# Mehrere Motore über eine Leitung führen



## maxi (20 Juli 2009)

Hallo,

gibt gerade eine Diskussion.
Kollege will über eine 25 Adrige Leitung 25x1,5mm´2 fünf Motorstromkreise führen.
Sein argument natürlich " Das haben wir schon immer so gemacht", "Die anderen machen das auch alle so"

Ich habe gelernt das ich laut VDE 011 Teil 520, glaub Klapittel 528.1.2 (Weiss nicht mehr sicher) nur einen Stromkreis pro normaler Leitung verwenden darf.
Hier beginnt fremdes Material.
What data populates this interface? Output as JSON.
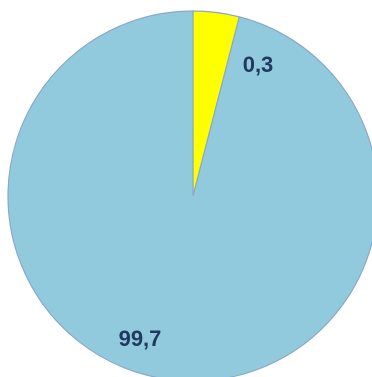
{
  "chart_data": {
    "type": "pie",
    "title": "",
    "start_angle_deg": 0,
    "direction": "clockwise",
    "slices": [
      {
        "value": 0.3,
        "label": "0,3",
        "color": "#ffff00"
      },
      {
        "value": 99.7,
        "label": "99,7",
        "color": "#92cadd"
      }
    ],
    "stroke_color": "#8aa8c8",
    "label_color": "#1f3a5f",
    "legend": false
  }
}
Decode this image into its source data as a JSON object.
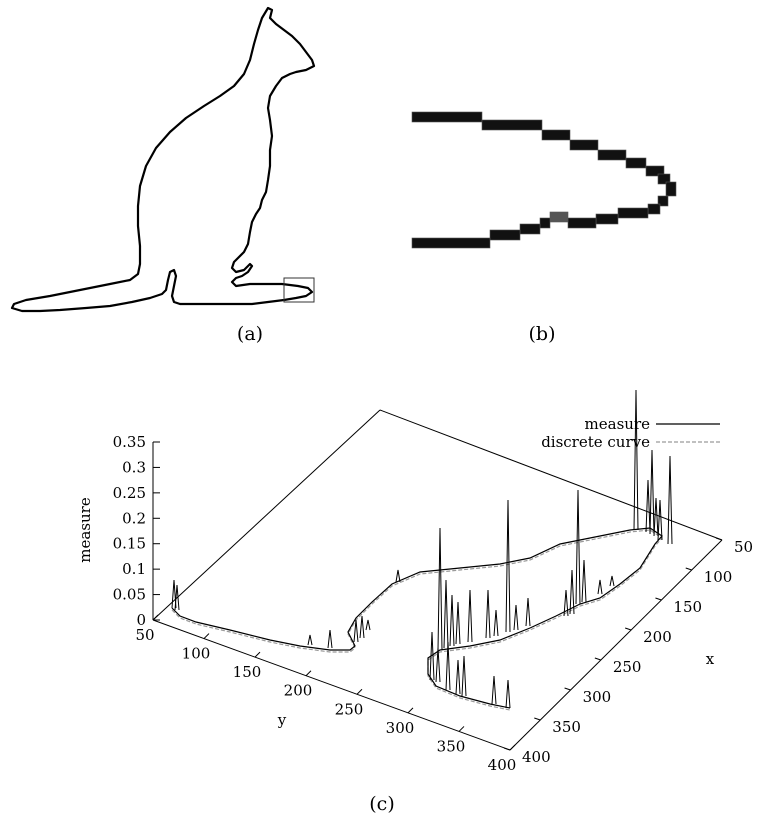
{
  "captions": {
    "a": "(a)",
    "b": "(b)",
    "c": "(c)"
  },
  "chart_data": {
    "type": "surface-3d",
    "zlabel": "measure",
    "xlabel": "x",
    "ylabel": "y",
    "zlim": [
      0,
      0.35
    ],
    "xlim": [
      50,
      400
    ],
    "ylim": [
      50,
      400
    ],
    "z_ticks": [
      "0",
      "0.05",
      "0.1",
      "0.15",
      "0.2",
      "0.25",
      "0.3",
      "0.35"
    ],
    "y_ticks": [
      "50",
      "100",
      "150",
      "200",
      "250",
      "300",
      "350",
      "400"
    ],
    "x_ticks": [
      "50",
      "100",
      "150",
      "200",
      "250",
      "300",
      "350",
      "400"
    ],
    "legend": [
      {
        "label": "measure",
        "style": "solid",
        "color": "#000000"
      },
      {
        "label": "discrete curve",
        "style": "dashed",
        "color": "#9a9a9a"
      }
    ]
  }
}
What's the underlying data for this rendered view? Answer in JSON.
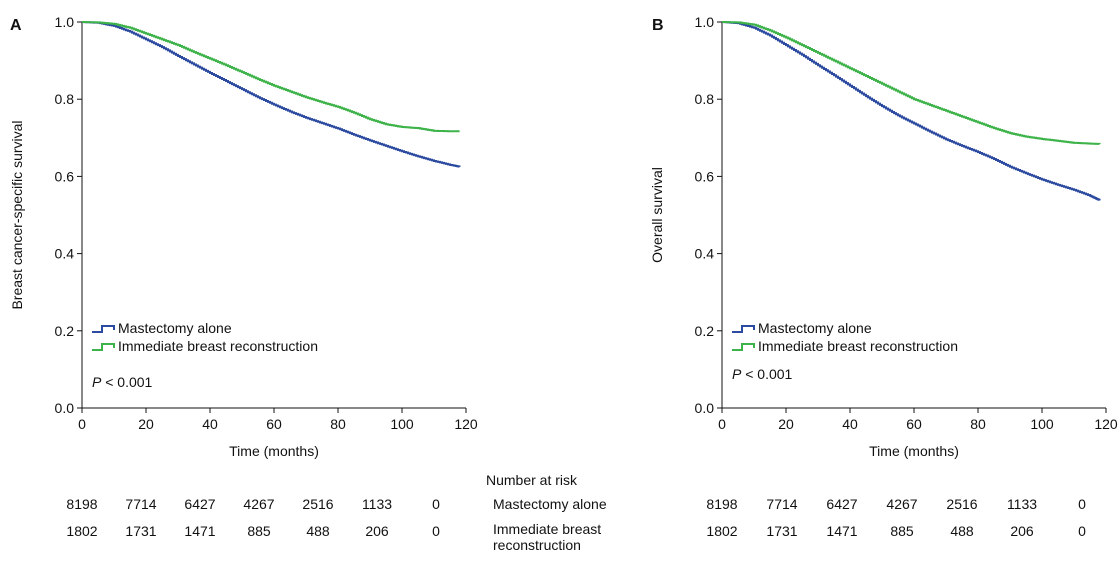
{
  "chart_data": [
    {
      "type": "line",
      "panel_label": "A",
      "xlabel": "Time (months)",
      "ylabel": "Breast cancer-specific survival",
      "xlim": [
        0,
        120
      ],
      "ylim": [
        0.0,
        1.0
      ],
      "xticks": [
        "0",
        "20",
        "40",
        "60",
        "80",
        "100",
        "120"
      ],
      "yticks": [
        "0.0",
        "0.2",
        "0.4",
        "0.6",
        "0.8",
        "1.0"
      ],
      "legend_position": "lower-left",
      "annotation": {
        "p_italic": "P",
        "rest": " < 0.001"
      },
      "series": [
        {
          "name": "Mastectomy alone",
          "color": "#2c4ba0",
          "x": [
            0,
            5,
            10,
            15,
            20,
            25,
            30,
            35,
            40,
            45,
            50,
            55,
            60,
            65,
            70,
            75,
            80,
            85,
            90,
            95,
            100,
            105,
            110,
            115,
            118
          ],
          "y": [
            1.0,
            0.998,
            0.99,
            0.975,
            0.955,
            0.935,
            0.912,
            0.89,
            0.868,
            0.847,
            0.826,
            0.805,
            0.786,
            0.768,
            0.752,
            0.738,
            0.724,
            0.708,
            0.693,
            0.679,
            0.665,
            0.652,
            0.64,
            0.63,
            0.625
          ]
        },
        {
          "name": "Immediate breast reconstruction",
          "color": "#3db34a",
          "x": [
            0,
            5,
            10,
            15,
            20,
            25,
            30,
            35,
            40,
            45,
            50,
            55,
            60,
            65,
            70,
            75,
            80,
            85,
            90,
            95,
            100,
            105,
            110,
            115,
            118
          ],
          "y": [
            1.0,
            0.999,
            0.995,
            0.985,
            0.97,
            0.955,
            0.94,
            0.922,
            0.905,
            0.888,
            0.87,
            0.852,
            0.835,
            0.82,
            0.805,
            0.792,
            0.78,
            0.765,
            0.748,
            0.735,
            0.728,
            0.725,
            0.718,
            0.717,
            0.717
          ]
        }
      ]
    },
    {
      "type": "line",
      "panel_label": "B",
      "xlabel": "Time (months)",
      "ylabel": "Overall survival",
      "xlim": [
        0,
        120
      ],
      "ylim": [
        0.0,
        1.0
      ],
      "xticks": [
        "0",
        "20",
        "40",
        "60",
        "80",
        "100",
        "120"
      ],
      "yticks": [
        "0.0",
        "0.2",
        "0.4",
        "0.6",
        "0.8",
        "1.0"
      ],
      "legend_position": "lower-left",
      "annotation": {
        "p_italic": "P",
        "rest": " < 0.001"
      },
      "series": [
        {
          "name": "Mastectomy alone",
          "color": "#2c4ba0",
          "x": [
            0,
            5,
            10,
            15,
            20,
            25,
            30,
            35,
            40,
            45,
            50,
            55,
            60,
            65,
            70,
            75,
            80,
            85,
            90,
            95,
            100,
            105,
            110,
            115,
            118
          ],
          "y": [
            1.0,
            0.997,
            0.985,
            0.965,
            0.94,
            0.915,
            0.888,
            0.862,
            0.835,
            0.808,
            0.782,
            0.758,
            0.737,
            0.716,
            0.696,
            0.679,
            0.663,
            0.645,
            0.625,
            0.608,
            0.592,
            0.578,
            0.565,
            0.55,
            0.538
          ]
        },
        {
          "name": "Immediate breast reconstruction",
          "color": "#3db34a",
          "x": [
            0,
            5,
            10,
            15,
            20,
            25,
            30,
            35,
            40,
            45,
            50,
            55,
            60,
            65,
            70,
            75,
            80,
            85,
            90,
            95,
            100,
            105,
            110,
            115,
            118
          ],
          "y": [
            1.0,
            0.999,
            0.993,
            0.978,
            0.96,
            0.94,
            0.92,
            0.9,
            0.88,
            0.86,
            0.84,
            0.82,
            0.8,
            0.785,
            0.77,
            0.755,
            0.74,
            0.725,
            0.712,
            0.703,
            0.697,
            0.692,
            0.687,
            0.685,
            0.684
          ]
        }
      ]
    }
  ],
  "risk_table": {
    "header": "Number at risk",
    "rows": [
      {
        "label": "Mastectomy alone",
        "values": [
          "8198",
          "7714",
          "6427",
          "4267",
          "2516",
          "1133",
          "0"
        ]
      },
      {
        "label": "Immediate breast reconstruction",
        "values": [
          "1802",
          "1731",
          "1471",
          "885",
          "488",
          "206",
          "0"
        ]
      }
    ]
  }
}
(Klar gibt es Sonderanwenungen von Schlappkabel, die für andere Anwendungen gefertigt wurden, aber das hat wenig mit normalen Anlagenbau zu tun)

Hat von euch schon irgend jemand mal gesehen das über einen 25 oder 50 Adrige Leitung mehrere Drehstrommotore (Mit eigenen Motorschutzschalter und Schüzansteuerung) über einen Klemmkasten angefahren wurden?
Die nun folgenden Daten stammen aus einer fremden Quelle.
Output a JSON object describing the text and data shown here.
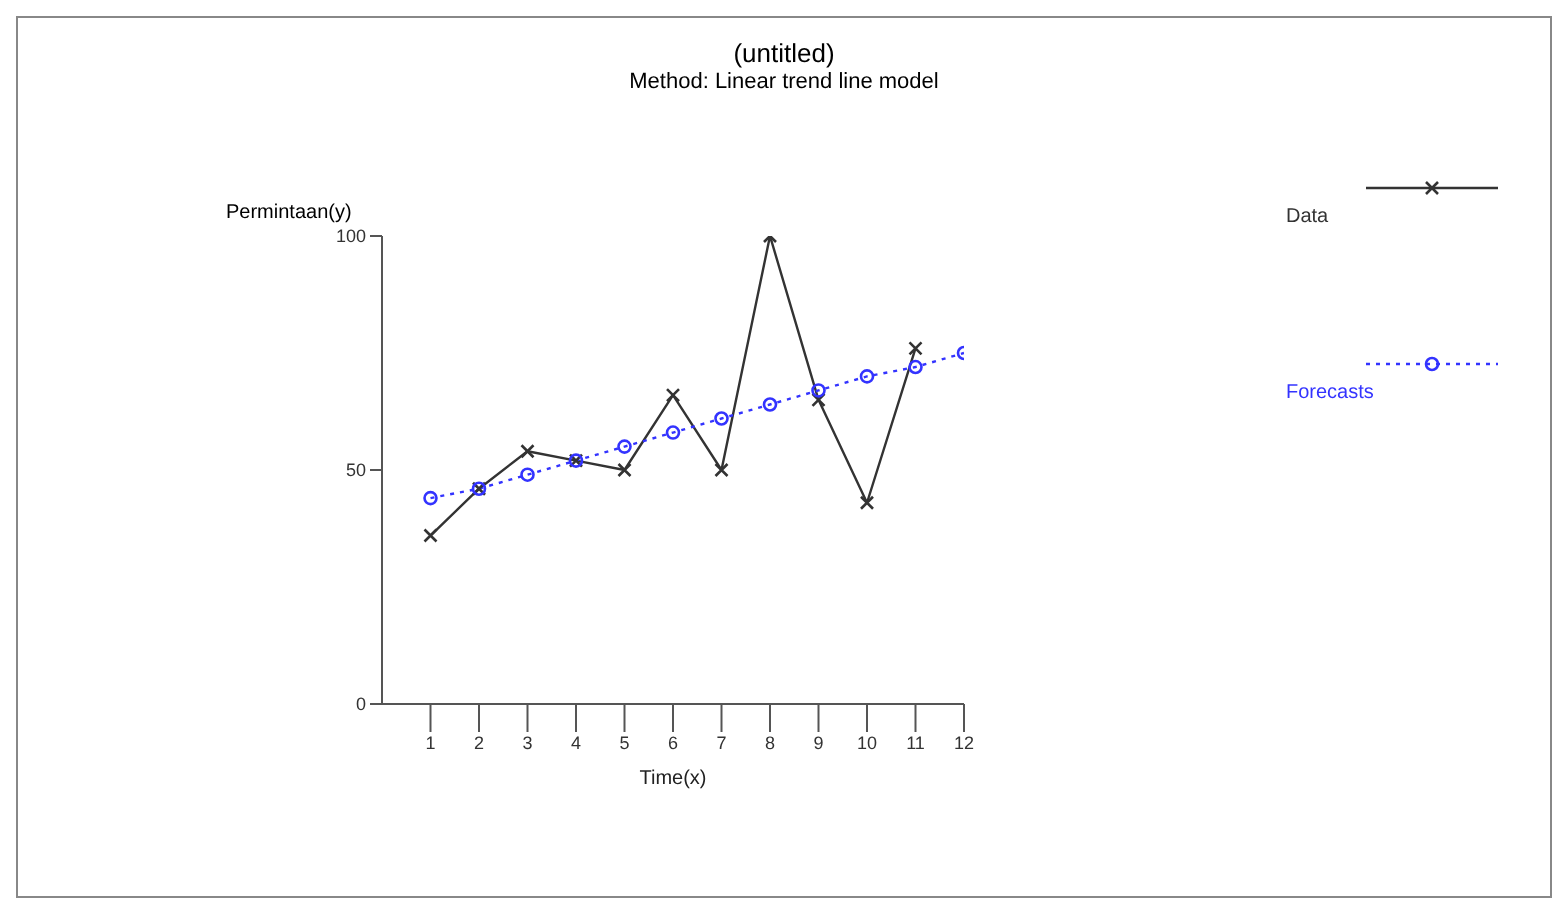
{
  "chart_data": {
    "type": "line",
    "title": "(untitled)",
    "subtitle": "Method: Linear trend line model",
    "xlabel": "Time(x)",
    "ylabel": "Permintaan(y)",
    "x": [
      1,
      2,
      3,
      4,
      5,
      6,
      7,
      8,
      9,
      10,
      11,
      12
    ],
    "series": [
      {
        "name": "Data",
        "color": "#333333",
        "marker": "cross",
        "line_style": "solid",
        "values": [
          36,
          46,
          54,
          52,
          50,
          66,
          50,
          100,
          65,
          43,
          76,
          null
        ]
      },
      {
        "name": "Forecasts",
        "color": "#3333ff",
        "marker": "circle",
        "line_style": "dotted",
        "values": [
          44,
          46,
          49,
          52,
          55,
          58,
          61,
          64,
          67,
          70,
          72,
          75
        ]
      }
    ],
    "xlim": [
      0,
      12
    ],
    "xticks": [
      1,
      2,
      3,
      4,
      5,
      6,
      7,
      8,
      9,
      10,
      11,
      12
    ],
    "ylim": [
      0,
      100
    ],
    "yticks": [
      0,
      50,
      100
    ],
    "grid": false,
    "legend": "right"
  }
}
Ich persönlich bring das den Azubis im ersten LEhrjahr bei, dass man das nicht darf. Anscheinend gibt es aber andere Ansichten.

Grüße und schon mal Danke für Antworten.


----------



## rostiger Nagel (20 Juli 2009)

maxi schrieb:


> Hallo,
> 
> Hat von euch schon irgend jemand mal gesehen das über einen 25 oder 50 Adrige Leitung mehrere Drehstrommotore (Mit eigenen Motorschutzschalter und Schüzansteuerung) über einen Klemmkasten angefahren wurden?


 
ja habe ich schon gesehen, Armdicke Kabel mit 200 - 300 Adern, für 40-50 Antriebe


----------



## online (20 Juli 2009)

Gibt es bei uns auch bei vielen Mashinen.


----------



## jabba (20 Juli 2009)

Ist durchaus erlaubt.

Die Vorschrift ist aus der Installationstechnik, wo man im allgemeinen keinen Hauptschalter und keine eindeutige Zuordnung der Stromkreise hat.
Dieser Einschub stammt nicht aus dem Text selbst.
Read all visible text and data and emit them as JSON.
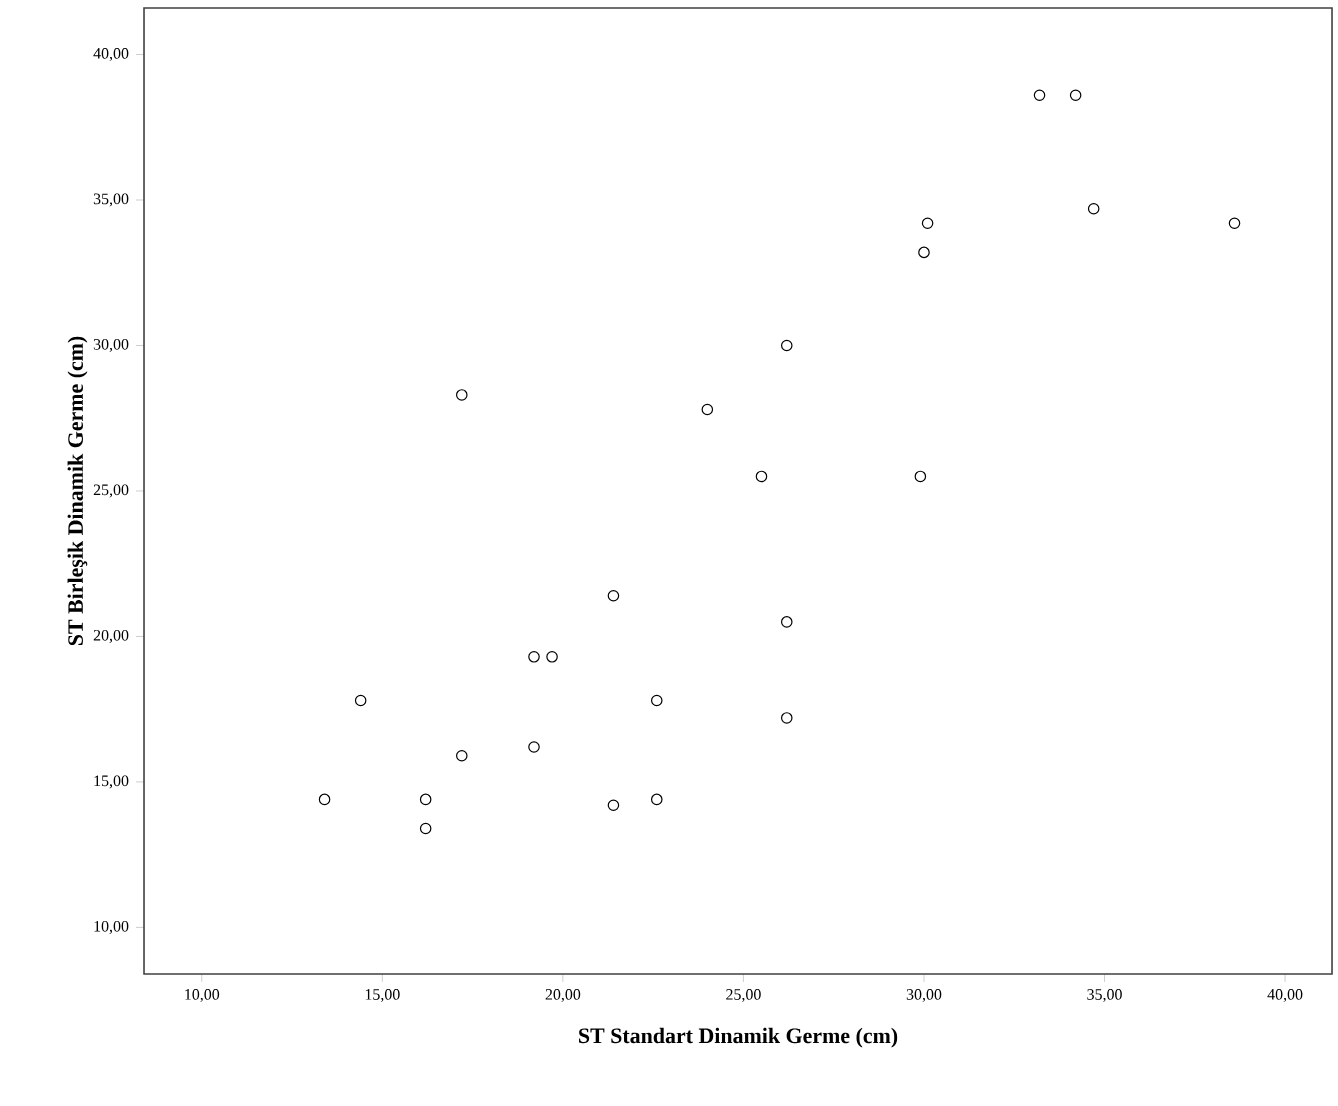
{
  "chart_data": {
    "type": "scatter",
    "xlabel": "ST Standart Dinamik Germe (cm)",
    "ylabel": "ST Birleşik Dinamik Germe (cm)",
    "x": [
      33.2,
      34.2,
      34.7,
      38.6,
      30.1,
      30.0,
      26.2,
      17.2,
      24.0,
      25.5,
      29.9,
      21.4,
      26.2,
      19.2,
      19.7,
      14.4,
      22.6,
      26.2,
      19.2,
      17.2,
      13.4,
      16.2,
      22.6,
      21.4,
      16.2
    ],
    "values": [
      38.6,
      38.6,
      34.7,
      34.2,
      34.2,
      33.2,
      30.0,
      28.3,
      27.8,
      25.5,
      25.5,
      21.4,
      20.5,
      19.3,
      19.3,
      17.8,
      17.8,
      17.2,
      16.2,
      15.9,
      14.4,
      14.4,
      14.4,
      14.2,
      13.4
    ],
    "color": "#000000",
    "marker": "circle",
    "grid": false,
    "xlim": [
      8.4,
      41.3
    ],
    "ylim": [
      8.4,
      41.6
    ],
    "xticks": [
      {
        "value": 10,
        "label": "10,00"
      },
      {
        "value": 15,
        "label": "15,00"
      },
      {
        "value": 20,
        "label": "20,00"
      },
      {
        "value": 25,
        "label": "25,00"
      },
      {
        "value": 30,
        "label": "30,00"
      },
      {
        "value": 35,
        "label": "35,00"
      },
      {
        "value": 40,
        "label": "40,00"
      }
    ],
    "yticks": [
      {
        "value": 10,
        "label": "10,00"
      },
      {
        "value": 15,
        "label": "15,00"
      },
      {
        "value": 20,
        "label": "20,00"
      },
      {
        "value": 25,
        "label": "25,00"
      },
      {
        "value": 30,
        "label": "30,00"
      },
      {
        "value": 35,
        "label": "35,00"
      },
      {
        "value": 40,
        "label": "40,00"
      }
    ]
  }
}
Das zusammenführen ist aber nur unter bestimmten Bedingungen erlaubt.
So darf es in diesem Fall nur eine Netztrenneinrichtung geben, die alle Leitungen freischaltet, es dürfen keine Spannungen in der Leitung sein, die z.B. vor dem hauptschalter abgegriffen sind oder z.B. Frempotentiale aus anderen Anlagen.
Die Leitung muss so bemessen sein das die höchste anzunehmende Leitungsauswahl zutrifft.

usw..


----------



## Sesssko (20 Juli 2009)

Da du von Motoren sprichst, gehe ich von einer Maschine aus. Demnach ist die DIN EN 60204-1 (VDE 0113-1) von 2007 anzuwenden (Sicherheit von Maschinen - Elektrische Ausrüstung von Maschinen - Teil 1: Allgemeine Anforderungen).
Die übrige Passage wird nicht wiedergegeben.